Sacked directors of Infrastructure Leasing and Financial Services Ltd (IL&FS) will have to face questions on negligence, diversion of funds, failed risk management and misrepresentation of facts that are viewed seriously under the Companies Act. They will also need to explain charges of mismanaging the infrastructure lender that is threatening the stability of the financial system.
A statement issued on Monday by the corporate affairs ministry and its petition filed before the National Company Law Tribunal blamed the erstwhile directors for a host of failures at IL&FS which affected the markets and the financial system, though it is for the Serious Fraud Investigation Office (SFIO) to dig out facts and initiate prosecution.
The charges against these directors include siphoning off of funds through excessive executive pay, financial mismanagement, misrepresentation of true state of the group’s financial fragility, suppression of material information, misrepresentation of facts to camouflage debt stress and exaggerated depiction of non-current assets. Some of these failings, if found to be done intentionally such as making a false statement, could get covered under definition of fraud which makes a defaulter liable to imprisonment of up to 10 years and a fine of up to three times the amount involved, as per section 447 of the Companies Act.

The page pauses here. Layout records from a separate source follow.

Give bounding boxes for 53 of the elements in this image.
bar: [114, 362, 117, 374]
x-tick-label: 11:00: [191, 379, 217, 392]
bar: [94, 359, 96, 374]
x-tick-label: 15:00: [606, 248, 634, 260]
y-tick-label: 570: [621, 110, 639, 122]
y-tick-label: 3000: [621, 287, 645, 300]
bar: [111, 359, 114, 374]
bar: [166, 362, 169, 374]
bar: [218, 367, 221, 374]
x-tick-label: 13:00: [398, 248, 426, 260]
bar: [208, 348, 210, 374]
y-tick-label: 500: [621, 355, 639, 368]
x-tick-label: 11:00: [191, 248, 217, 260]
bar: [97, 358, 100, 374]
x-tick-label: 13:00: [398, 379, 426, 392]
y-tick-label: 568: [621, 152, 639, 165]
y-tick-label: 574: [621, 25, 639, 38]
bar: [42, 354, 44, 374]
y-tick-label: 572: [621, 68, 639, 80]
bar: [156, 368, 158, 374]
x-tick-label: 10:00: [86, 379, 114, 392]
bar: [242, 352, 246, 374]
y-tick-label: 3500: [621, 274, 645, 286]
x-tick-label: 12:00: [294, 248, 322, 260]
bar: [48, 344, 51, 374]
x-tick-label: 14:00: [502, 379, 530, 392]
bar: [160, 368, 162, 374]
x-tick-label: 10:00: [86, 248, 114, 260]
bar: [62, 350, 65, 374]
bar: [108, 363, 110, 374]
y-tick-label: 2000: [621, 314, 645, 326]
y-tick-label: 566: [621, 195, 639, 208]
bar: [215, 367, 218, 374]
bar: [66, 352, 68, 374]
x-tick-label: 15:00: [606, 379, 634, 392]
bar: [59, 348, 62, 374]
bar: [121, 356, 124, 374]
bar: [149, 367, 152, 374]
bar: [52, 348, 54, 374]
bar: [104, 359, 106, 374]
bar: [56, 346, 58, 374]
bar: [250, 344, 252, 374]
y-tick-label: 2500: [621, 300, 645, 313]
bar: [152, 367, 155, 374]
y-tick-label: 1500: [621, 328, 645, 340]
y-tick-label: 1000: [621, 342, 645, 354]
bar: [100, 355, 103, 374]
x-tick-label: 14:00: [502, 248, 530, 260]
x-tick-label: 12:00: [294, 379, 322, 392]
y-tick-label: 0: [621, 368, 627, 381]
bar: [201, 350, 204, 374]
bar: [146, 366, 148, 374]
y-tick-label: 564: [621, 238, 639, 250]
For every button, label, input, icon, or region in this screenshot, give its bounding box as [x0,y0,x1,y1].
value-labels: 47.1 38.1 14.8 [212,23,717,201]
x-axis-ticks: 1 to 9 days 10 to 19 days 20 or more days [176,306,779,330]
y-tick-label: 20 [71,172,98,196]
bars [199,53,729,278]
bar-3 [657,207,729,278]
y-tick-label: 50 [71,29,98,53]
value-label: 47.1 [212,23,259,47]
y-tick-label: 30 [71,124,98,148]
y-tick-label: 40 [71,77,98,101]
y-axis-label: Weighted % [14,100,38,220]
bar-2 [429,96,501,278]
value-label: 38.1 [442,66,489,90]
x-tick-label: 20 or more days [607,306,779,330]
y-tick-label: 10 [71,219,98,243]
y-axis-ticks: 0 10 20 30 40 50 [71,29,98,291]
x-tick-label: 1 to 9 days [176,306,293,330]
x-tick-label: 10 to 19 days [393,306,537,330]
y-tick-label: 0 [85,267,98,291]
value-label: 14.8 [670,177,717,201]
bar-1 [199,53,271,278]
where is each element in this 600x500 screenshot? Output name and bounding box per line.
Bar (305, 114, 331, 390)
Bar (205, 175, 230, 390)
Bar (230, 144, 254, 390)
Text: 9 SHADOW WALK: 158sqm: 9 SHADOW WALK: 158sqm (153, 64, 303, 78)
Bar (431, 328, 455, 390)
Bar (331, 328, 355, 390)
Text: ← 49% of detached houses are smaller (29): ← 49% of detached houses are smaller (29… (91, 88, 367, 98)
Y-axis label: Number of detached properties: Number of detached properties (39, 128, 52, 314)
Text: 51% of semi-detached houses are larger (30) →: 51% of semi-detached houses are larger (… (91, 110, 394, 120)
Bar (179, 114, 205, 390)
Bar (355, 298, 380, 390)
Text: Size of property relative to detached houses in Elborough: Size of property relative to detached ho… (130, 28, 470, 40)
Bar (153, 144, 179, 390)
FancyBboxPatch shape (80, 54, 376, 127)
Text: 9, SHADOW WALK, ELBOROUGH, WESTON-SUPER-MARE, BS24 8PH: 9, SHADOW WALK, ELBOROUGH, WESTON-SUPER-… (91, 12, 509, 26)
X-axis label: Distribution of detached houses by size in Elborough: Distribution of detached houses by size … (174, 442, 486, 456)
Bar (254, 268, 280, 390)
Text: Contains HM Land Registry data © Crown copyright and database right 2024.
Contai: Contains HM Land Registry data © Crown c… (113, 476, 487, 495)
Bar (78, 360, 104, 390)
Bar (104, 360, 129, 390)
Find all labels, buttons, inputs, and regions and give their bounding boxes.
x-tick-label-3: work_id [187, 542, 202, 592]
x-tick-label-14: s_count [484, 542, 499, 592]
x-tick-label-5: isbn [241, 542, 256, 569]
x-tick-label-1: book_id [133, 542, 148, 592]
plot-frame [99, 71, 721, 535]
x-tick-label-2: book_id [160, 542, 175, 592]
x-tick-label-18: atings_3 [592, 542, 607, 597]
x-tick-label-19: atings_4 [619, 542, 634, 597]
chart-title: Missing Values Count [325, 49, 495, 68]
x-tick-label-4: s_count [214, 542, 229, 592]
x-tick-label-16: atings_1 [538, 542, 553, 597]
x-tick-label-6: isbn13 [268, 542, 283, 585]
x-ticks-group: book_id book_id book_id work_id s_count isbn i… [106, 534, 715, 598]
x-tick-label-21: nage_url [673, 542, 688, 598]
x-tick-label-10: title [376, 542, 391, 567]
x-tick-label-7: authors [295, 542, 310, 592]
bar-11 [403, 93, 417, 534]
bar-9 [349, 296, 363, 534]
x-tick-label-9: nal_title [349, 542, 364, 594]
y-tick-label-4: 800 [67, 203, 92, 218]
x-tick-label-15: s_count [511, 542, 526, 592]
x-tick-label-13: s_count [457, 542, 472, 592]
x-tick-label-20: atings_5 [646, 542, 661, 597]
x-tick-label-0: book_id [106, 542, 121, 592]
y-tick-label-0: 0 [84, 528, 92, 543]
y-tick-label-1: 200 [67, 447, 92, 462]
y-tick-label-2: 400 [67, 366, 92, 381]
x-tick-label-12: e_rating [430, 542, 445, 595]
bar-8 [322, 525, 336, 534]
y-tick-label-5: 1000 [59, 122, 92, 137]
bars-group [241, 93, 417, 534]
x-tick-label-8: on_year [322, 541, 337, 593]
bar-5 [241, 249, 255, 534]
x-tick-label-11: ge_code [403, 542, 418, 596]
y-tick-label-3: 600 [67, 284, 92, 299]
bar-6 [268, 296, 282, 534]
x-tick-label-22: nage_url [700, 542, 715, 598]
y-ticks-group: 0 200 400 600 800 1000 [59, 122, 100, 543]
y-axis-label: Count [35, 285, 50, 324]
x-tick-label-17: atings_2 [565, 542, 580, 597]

A government official, who spoke on condition of not being named, said the SFIO investigation was ordered given the “enormity and depth of the violations.” “169 group companies of IL&FS are under probe. The new board of directors will review decisions of the previous management,” said the official. The government is also likely to impose travel restrictions on some of the ex-directors.
The auditor of IL&FS will also be covered under the proposed investigation by SFIO, a multi-disciplinary agency with members from different financial regulators, said a person informed about the charges being pressed by the government.
The auditor SRBC & Co and IL&FS did not respond to emails seeking comment.
The government took the serious step of replacing the board as a significant portion of the money invested in IL&FS is public money from financial institutions and the failure of the group has led to contagion effect in markets and posed risks to financial stability. As much as 40% of IL&FS is owned by Life Insurance Corporation of India (LIC), Central Bank of India and State Bank of India.
Experts said in the case of entities which are large and the failure of which could impact markets, negligence and failure are taken seriously by regulators.
“Even in cases where there is no financial manipulation or siphoning off of funds, wrong judgment, failed business acumen and negligence could bring a company to its knees. Specifically when such actions are against public interest, they are viewed seriously under the Companies Act,” said Pavan Kumar Vijay, founder of advisory firm Corporate Professionals.